La ciudad de húmedo material gelatinoso y geometría no euclidiana, la estructura, así como los aspectos visuales del relato son muy cinematográficos. Por eso el jugosísimo apéndice que nos ofrece esta edición incluye una entrevista de Enrique Dueñas a Sean Branney, uno de los productores de The Call of Cthulhu (2005), una inspirada película muda reconocida en festivales y que obtuvo el mejor premio posible: el sí de la sociedad lovecraftiana. En ese apéndice tenemos, además del epílogo a cargo de Luis Ángel Madorrán, una inteligente y muy bien escrita aproximación a la filosofía materialista del autor en «El Círculo de Lovecraft» por parte de Erica Couto-Ferreira.

The Call of Cthulhu (Andrew Leman, 2005).
Trasmite conocimiento, reverencia y muchos datos de interés «Más allá del círculo de Lovecraft», el texto de Carlos G. Gurpegui que apunta a distintas influencias y herederos, de Mariana Enríquez a Alan Moore, de Ruthanna Emrys (The Lithany of Earth) a Guillem López (Ardiente sol de infancia), de Caitlín R. Kiernan a Jesús Cañadas (Los hombres muertos).

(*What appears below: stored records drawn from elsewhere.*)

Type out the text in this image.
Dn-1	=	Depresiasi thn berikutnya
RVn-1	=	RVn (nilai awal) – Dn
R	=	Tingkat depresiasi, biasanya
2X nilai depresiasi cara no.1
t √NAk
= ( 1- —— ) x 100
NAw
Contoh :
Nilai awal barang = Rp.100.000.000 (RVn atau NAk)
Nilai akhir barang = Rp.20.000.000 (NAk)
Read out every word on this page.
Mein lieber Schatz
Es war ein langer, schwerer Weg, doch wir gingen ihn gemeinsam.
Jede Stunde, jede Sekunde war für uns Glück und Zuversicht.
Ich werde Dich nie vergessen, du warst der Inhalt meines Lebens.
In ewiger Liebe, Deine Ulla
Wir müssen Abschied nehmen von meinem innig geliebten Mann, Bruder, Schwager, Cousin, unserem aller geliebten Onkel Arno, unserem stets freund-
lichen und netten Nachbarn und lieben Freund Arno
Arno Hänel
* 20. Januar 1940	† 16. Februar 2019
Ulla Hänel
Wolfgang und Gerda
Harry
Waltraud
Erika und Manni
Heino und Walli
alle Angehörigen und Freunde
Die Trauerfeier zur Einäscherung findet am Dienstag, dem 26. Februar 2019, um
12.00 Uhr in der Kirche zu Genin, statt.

Por su parte, «La ciencia ficción de H. P. Lovecraft y El falso misántropo de Providence» de Rodolfo Martínez resulta una apología honesta, fresca y con algún comprensible exceso de entusiasmo; «La llamada de Cthulhu, el juego de rol (o cuando el Horror Primigenio tira los dados)» de Ricard Ibáñez nos ilustra sobre la entrañable y exitosa parte lúdica de la cosmogonía. Se termina con otra dinámica entrevista de Enrique Dueñas, esta vez a S. T. Joshi, uno de los mayores expertos en Lovecraft quien destaca de esta llamada «la mejor historia que nunca publicó Weird Tales» su estructura, su cosmicismo, su naturaleza de obra maestra.

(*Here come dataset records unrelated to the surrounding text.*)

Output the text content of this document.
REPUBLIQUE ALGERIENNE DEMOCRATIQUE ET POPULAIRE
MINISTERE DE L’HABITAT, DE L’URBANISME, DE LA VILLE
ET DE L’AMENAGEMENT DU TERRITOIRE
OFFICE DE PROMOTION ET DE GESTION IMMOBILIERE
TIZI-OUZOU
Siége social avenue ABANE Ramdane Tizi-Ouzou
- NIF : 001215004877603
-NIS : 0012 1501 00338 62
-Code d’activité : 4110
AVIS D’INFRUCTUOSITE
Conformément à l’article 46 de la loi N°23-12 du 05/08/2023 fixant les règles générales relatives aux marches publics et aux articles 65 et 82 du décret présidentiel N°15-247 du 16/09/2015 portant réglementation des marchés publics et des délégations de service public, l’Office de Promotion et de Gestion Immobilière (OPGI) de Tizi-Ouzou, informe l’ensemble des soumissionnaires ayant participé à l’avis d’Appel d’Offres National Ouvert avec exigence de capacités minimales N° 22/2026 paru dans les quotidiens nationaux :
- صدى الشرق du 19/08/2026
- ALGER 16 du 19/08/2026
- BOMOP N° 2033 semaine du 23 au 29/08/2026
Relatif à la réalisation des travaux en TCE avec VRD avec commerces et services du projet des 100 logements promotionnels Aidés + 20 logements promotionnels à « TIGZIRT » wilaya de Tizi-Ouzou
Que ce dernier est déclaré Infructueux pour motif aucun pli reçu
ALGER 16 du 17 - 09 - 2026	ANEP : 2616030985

ph’nglui mglw’nafh Cthulhu R’lyeh wgah’nagi fhtagn (en su casa de R’lyeh, el muerto Cthulhu espera soñando)
Hermosos: proyectos Verkami
Malditas: confusiones entre estética y moral: Lovecraft supone un buen ejemplo de la conveniencia de separar autor y obra. El sentido lúdico de esta separación permite disfrutar de sus relatos a pesar del innegable racismo de su autor.